An open-air chapel set up by Catholic nuns to block construction of a natural gas pipeline in Pennsylvania will be dedicated Sunday on a spot directly in the pipeline’s proposed path.
The ceremony, hosted by grass-roots opposition group Lancaster Against Pipelines, is called “Stand With the Sisters” and is in support of the Adorers of the Blood of Christ, a Catholic order of women in opposition to the pipeline.
The Adorers own the land that the Atlantic Sunrise pipeline would cross.
“It’s not about money, it’s about principle. And the nuns have a land ethic that says this Earth is a sanctuary and we regard it as sacred, and we’re going to work to protect it,” Mark Clatterbuck of the Lancaster Against Pipelines group told CNN affiliate WGAL-TV.
Though the Adorers have resisted the pipeline project, the Federal Energy Regulatory Commission has ruled that Williams Partners, the Oklahoma-based company planning to build the pipeline, has the right to construct, maintain and operate it on the private land via eminent domain.
Eminent domain has not yet gone into effect, so the nuns, backed by Lancaster Against Pipelines, are taking action to stall construction.
Proponents of the pipeline filed an emergency order Thursday to expedite seizure of the Adorers’ land, WGAL reported. Protester Ann Neumann said 20 members of the Adorers’ order live on the proposed pipeline site.
A judge scheduled a court hearing for July 17, according to court papers.
In a statement, Williams said the company respects the right to protest peacefully.
“With the exception of the width of the construction right-of-way, this structure (the open-air chapel) can be placed anywhere else on the property without issue,” the company wrote.
Neumann said hundreds of people have voiced support for the sisters.
“We’re expecting a large crowd,” she said of Sunday’s ceremony in Columbia, Pennsylvania. “What we’re hoping to get is a community joining together to voice opposition to this project that is incredibly difficult to stop.”
‘A violation of their faith’
The pipeline would bisect the Adorers’ property, but more importantly, supporters say, it defies their land ethic.
“They see the pipeline as a violation of their faith,” Neumann said.
The nuns spent the past week putting together the “bare-bones” outdoor structure, with benches in front of a makeshift altar. It is open to the public and welcomes members of all faiths, Neumann said.
The ceremony will include presentations by several Adorers and singing by members of another religious order from Kentucky.
It will culminate in a reading of the Adorers’ land ethic, which guides the sisters to “revere Earth as a sanctuary where all life is protected.”
Pipeline plans
According to the application filed by Williams, it wants to lay 183 miles of pipeline across Pennsylvania, which would extend the Transco pipeline system currently running 10,200 miles from Texas to New York.
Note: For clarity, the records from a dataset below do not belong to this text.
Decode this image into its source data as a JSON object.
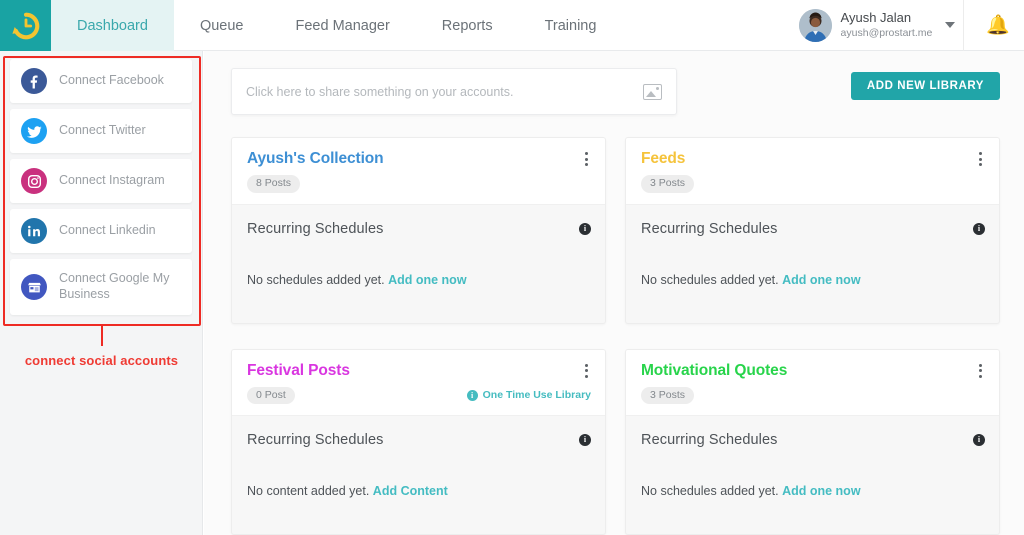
{
  "nav": {
    "logo_icon": "history-clock-icon",
    "items": [
      {
        "label": "Dashboard",
        "active": true
      },
      {
        "label": "Queue",
        "active": false
      },
      {
        "label": "Feed Manager",
        "active": false
      },
      {
        "label": "Reports",
        "active": false
      },
      {
        "label": "Training",
        "active": false
      }
    ],
    "user": {
      "name": "Ayush Jalan",
      "email": "ayush@prostart.me"
    },
    "bell_icon": "notification-bell-icon",
    "caret_icon": "chevron-down-icon"
  },
  "sidebar": {
    "accounts": [
      {
        "label": "Connect Facebook",
        "icon": "facebook-icon",
        "color": "#3b5998"
      },
      {
        "label": "Connect Twitter",
        "icon": "twitter-icon",
        "color": "#1da1f2"
      },
      {
        "label": "Connect Instagram",
        "icon": "instagram-icon",
        "color": "#c9317e"
      },
      {
        "label": "Connect Linkedin",
        "icon": "linkedin-icon",
        "color": "#2175ac"
      },
      {
        "label": "Connect Google My Business",
        "icon": "google-my-business-icon",
        "color": "#4157c0"
      }
    ]
  },
  "annotation": {
    "text": "connect social accounts",
    "color": "#ef3b34"
  },
  "composer": {
    "placeholder": "Click here to share something on your accounts.",
    "image_icon": "image-upload-icon"
  },
  "toolbar": {
    "add_library_label": "ADD NEW LIBRARY",
    "accent": "#21a5a8"
  },
  "cards": [
    {
      "title": "Ayush's Collection",
      "title_color": "#3d8fd4",
      "posts": "8 Posts",
      "one_time": null,
      "section_title": "Recurring Schedules",
      "empty_text": "No schedules added yet.",
      "empty_link": "Add one now"
    },
    {
      "title": "Feeds",
      "title_color": "#f5c33b",
      "posts": "3 Posts",
      "one_time": null,
      "section_title": "Recurring Schedules",
      "empty_text": "No schedules added yet.",
      "empty_link": "Add one now"
    },
    {
      "title": "Festival Posts",
      "title_color": "#d936e0",
      "posts": "0 Post",
      "one_time": "One Time Use Library",
      "section_title": "Recurring Schedules",
      "empty_text": "No content added yet.",
      "empty_link": "Add Content"
    },
    {
      "title": "Motivational Quotes",
      "title_color": "#28d44b",
      "posts": "3 Posts",
      "one_time": null,
      "section_title": "Recurring Schedules",
      "empty_text": "No schedules added yet.",
      "empty_link": "Add one now"
    }
  ]
}
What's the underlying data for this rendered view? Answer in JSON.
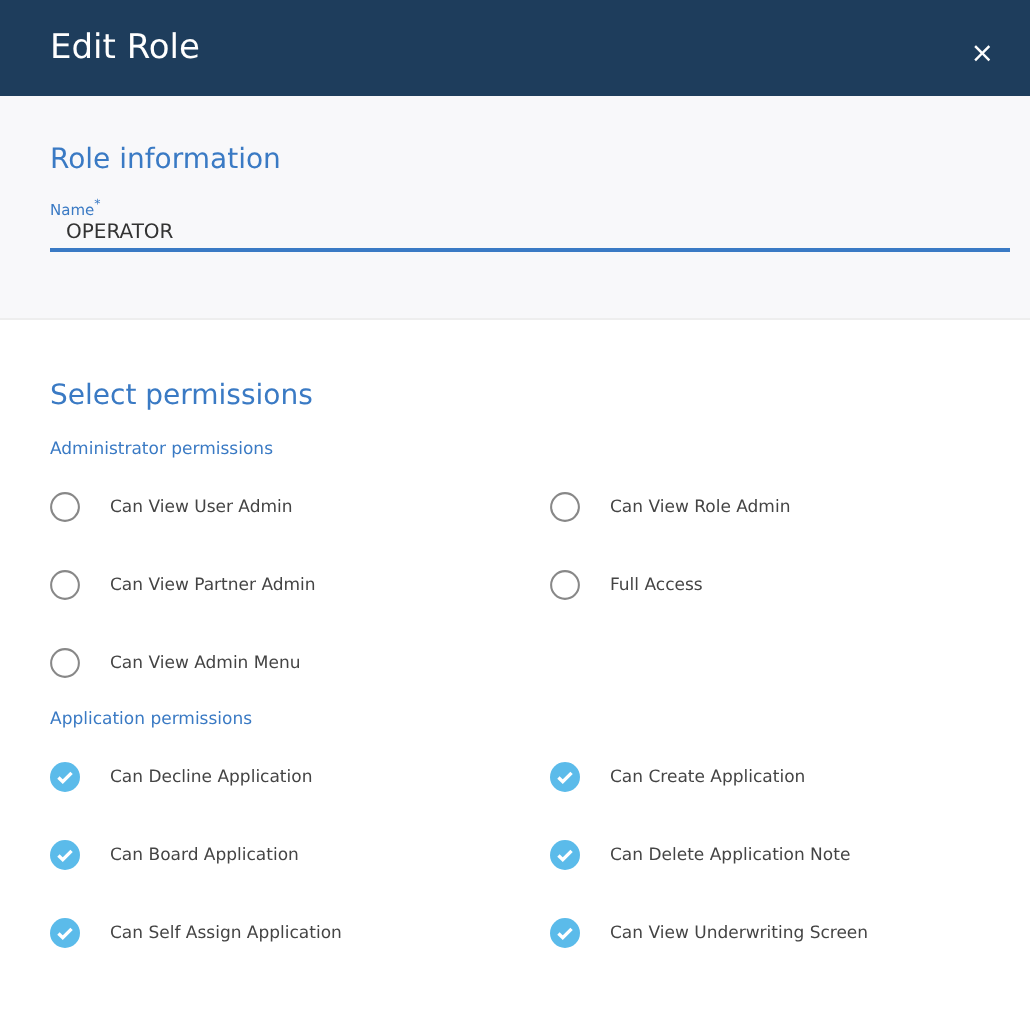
{
  "window": {
    "title": "Edit Role",
    "close": "×"
  },
  "role_information": {
    "heading": "Role information",
    "name_field": {
      "label": "Name$^{*}$",
      "value": "OPERATOR"
    }
  },
  "permissions": {
    "heading": "Select permissions",
    "groups": [
      {
        "title": "Administrator permissions",
        "items": [
          {
            "label": "Can View User Admin",
            "checked": false
          },
          {
            "label": "Can View Role Admin",
            "checked": false
          },
          {
            "label": "Can View Partner Admin",
            "checked": false
          },
          {
            "label": "Full Access",
            "checked": false
          },
          {
            "label": "Can View Admin Menu",
            "checked": false
          }
        ]
      },
      {
        "title": "Application permissions",
        "items": [
          {
            "label": "Can Decline Application",
            "checked": true
          },
          {
            "label": "Can Create Application",
            "checked": true
          },
          {
            "label": "Can Board Application",
            "checked": true
          },
          {
            "label": "Can Delete Application Note",
            "checked": true
          },
          {
            "label": "Can Self Assign Application",
            "checked": true
          },
          {
            "label": "Can View Underwriting Screen",
            "checked": true
          }
        ]
      }
    ]
  }
}
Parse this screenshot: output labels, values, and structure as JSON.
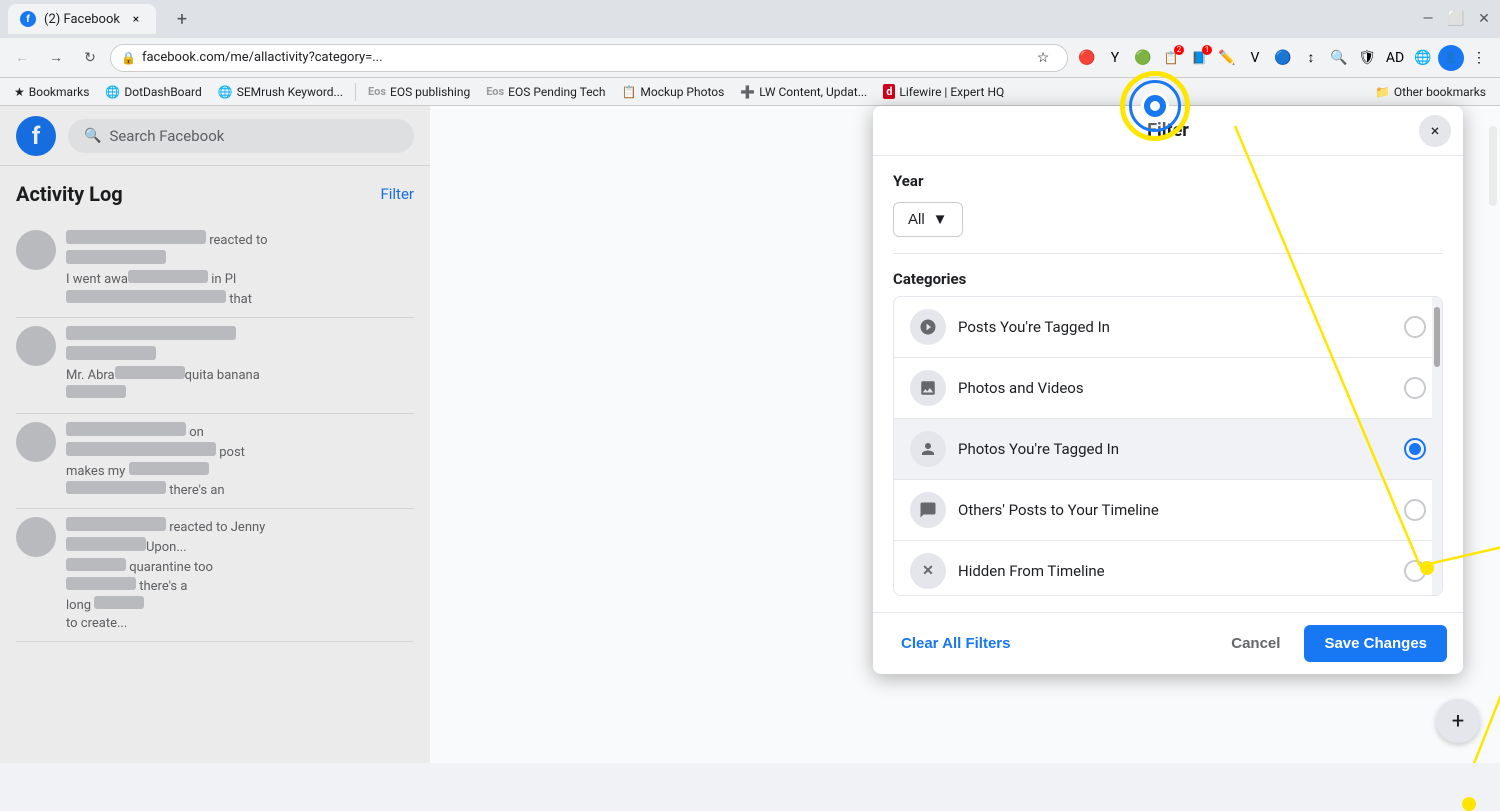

Bordering states are also part of the $3 billion expansion of the existing Transco natural gas pipeline.
Neumann told CNN that residents have known about the proposed pipeline for about three years but feel they have been kept in the dark. That’s why the project’s opponents created Lancaster Against Pipelines, she said.
The Federal Energy Regulatory Commission approved the pipeline earlier this year, according to a statement from Williams.
“Once complete, it will create a crucial connection between Pennsylvania and consuming markets all along the East Coast, delivering enough natural gas to fuel more than 7 million homes,” the company said in a statement. “In the process, it will deliver economic growth, jobs and increased access to affordable, clean-burning energy.”